Fulton County Medical Center faces transition period

November 26, 2006|by KATE S. ALEXANDER

McCONNELLSBURG, PA. - Months after the resignation of Diane Palmer, president and chief executive officer of Fulton County (Pa.) Medical Center, the transition period for the critical access facility is nearing the end.

John McElwee Jr., interim CEO for Fulton County Medical Center and vice president of Summit Health, said the board of directors has identified its top candidates, and hopes to fill the position by January.

Palmer resigned in August, as did Jason Hawkins, the medical center's chief financial officer, and board member Joseph Antoon, leaving three vacancies on the 14-member board of directors.

With those vacancies and a $37 million building project already in progress, McElwee said the board came to Summit Health for help keeping the facility afloat.


Selected to serve as interim CEO, McElwee, who has been a vice president at Summit Health since 1989, spends three days each week helping the center select a new CEO and CFO and prepare for the transition.

"I am pleasantly surprised with the caliber of candidates," he said.

McElwee has been working with Hawkins, who deferred his resignation to help select new leadership, on three major transition points for the center - codifying leadership, keeping the building project on course and improving patient relations with all aspects of the center.

So far, the center is doing well in all three areas, and is ahead of schedule in selecting its new leadership, McElwee said.

"I was reserved for six months, but we hope to be done in four months," he said.

Hawkins, who served as CFO for 13 years, said that despite the challenges facing the board, the building project has remained on course.

"We are on time and on budget with the building project," Hawkins said. "We hope to move in December 2007."

As a way to improve patient relations, one of McElwee's goals for Fulton County Medical Center is to see its base of affiliated physicians grow.

"This area needs a mix of primary-care physicians and specialists," he said.

He said that other medical facilities are in the process of bringing physicians into the area, which will benefit the medical center.
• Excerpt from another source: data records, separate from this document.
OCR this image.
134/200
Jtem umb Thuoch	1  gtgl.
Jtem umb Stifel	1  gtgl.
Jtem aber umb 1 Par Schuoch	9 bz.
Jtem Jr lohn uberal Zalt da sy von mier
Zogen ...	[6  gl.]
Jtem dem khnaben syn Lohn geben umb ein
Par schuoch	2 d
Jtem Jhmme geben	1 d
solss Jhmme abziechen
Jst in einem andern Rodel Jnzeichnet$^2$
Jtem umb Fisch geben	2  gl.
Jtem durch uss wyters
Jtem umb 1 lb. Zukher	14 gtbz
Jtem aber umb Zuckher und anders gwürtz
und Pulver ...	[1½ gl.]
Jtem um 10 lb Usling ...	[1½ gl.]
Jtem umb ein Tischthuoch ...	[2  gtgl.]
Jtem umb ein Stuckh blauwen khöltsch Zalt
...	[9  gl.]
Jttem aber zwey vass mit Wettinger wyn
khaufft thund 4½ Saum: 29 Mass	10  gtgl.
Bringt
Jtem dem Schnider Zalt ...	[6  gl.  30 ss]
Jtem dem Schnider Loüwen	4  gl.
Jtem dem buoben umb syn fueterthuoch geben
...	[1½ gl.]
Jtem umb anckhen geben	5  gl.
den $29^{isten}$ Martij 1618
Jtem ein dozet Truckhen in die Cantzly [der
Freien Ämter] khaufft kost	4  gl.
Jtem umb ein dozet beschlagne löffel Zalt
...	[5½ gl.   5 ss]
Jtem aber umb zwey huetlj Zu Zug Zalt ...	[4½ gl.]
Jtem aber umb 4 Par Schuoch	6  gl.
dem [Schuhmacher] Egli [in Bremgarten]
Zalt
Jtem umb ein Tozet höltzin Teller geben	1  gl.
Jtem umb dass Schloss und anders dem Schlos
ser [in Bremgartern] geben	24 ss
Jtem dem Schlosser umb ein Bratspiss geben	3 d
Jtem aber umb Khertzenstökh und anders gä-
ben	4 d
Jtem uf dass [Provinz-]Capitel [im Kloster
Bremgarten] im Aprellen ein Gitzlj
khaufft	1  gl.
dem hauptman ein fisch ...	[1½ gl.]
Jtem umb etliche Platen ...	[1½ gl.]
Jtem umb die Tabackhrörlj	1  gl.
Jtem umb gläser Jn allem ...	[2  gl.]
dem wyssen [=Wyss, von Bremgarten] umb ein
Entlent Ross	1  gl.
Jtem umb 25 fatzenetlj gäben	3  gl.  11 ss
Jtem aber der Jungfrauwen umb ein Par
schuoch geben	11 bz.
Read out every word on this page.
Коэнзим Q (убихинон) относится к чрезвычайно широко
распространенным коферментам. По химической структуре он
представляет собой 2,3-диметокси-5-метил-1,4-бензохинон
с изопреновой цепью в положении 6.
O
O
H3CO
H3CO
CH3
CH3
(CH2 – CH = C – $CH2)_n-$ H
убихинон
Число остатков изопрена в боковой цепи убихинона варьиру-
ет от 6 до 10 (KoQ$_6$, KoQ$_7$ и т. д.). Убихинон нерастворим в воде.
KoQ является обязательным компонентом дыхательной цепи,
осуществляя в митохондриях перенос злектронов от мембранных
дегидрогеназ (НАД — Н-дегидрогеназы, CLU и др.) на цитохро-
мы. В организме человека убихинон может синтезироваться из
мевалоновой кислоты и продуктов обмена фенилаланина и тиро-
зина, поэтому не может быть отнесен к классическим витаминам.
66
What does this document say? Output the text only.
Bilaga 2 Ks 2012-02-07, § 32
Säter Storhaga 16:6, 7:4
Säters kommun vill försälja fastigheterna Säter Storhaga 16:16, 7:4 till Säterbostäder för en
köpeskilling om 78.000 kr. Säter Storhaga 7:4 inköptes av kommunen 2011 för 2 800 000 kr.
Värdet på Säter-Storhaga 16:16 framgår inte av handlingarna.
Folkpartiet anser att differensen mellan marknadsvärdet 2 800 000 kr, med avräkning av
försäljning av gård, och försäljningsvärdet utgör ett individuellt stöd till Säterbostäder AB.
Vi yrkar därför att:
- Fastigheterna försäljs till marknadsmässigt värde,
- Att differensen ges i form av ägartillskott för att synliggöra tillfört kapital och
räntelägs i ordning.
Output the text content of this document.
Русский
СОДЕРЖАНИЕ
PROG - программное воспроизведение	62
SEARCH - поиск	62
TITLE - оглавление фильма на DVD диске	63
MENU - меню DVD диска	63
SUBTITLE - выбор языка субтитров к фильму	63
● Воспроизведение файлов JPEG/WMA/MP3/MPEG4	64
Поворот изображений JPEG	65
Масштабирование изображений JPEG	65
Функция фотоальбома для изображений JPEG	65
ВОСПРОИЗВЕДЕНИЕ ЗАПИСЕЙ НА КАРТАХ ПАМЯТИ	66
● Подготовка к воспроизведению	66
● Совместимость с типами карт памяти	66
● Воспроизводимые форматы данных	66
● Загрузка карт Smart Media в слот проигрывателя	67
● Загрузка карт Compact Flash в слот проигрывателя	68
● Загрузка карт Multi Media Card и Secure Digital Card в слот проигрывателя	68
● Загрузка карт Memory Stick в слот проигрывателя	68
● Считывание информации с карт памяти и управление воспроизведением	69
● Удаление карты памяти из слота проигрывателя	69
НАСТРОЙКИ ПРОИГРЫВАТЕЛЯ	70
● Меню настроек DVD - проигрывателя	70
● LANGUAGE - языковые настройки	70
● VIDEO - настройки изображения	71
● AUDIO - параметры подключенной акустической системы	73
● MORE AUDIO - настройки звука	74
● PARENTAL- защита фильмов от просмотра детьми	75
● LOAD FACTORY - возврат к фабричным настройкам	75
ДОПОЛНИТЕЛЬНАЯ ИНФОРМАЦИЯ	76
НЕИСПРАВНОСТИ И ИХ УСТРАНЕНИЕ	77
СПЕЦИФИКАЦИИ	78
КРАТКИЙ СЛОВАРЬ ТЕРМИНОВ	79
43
Both McElwee and Hawkins said they are focused on the future of the organization.

In addition to having completed more than 20 percent of its new, 97,000-square-foot facility, Hawkins said Fulton County Medical Center was deemed by the federal government to be a "critical-access hospital" in 1997 under Medicare. About 1,000 rural hospitals across the country have the designation.

As a critical-access hospital, the center is eligible for cost-based reimbursement from the government, he said.

"Fulton County Medical Center has a good recipe for success," Hawkins said.

McElwee said the board's strategic plan is "well thought out."

McElwee said Summit Health does not own Fulton County Medical Center, and has no plans to change that.

"We do recognize that Fulton County Medical Center is independent, and we have no desire for a takeover," he said.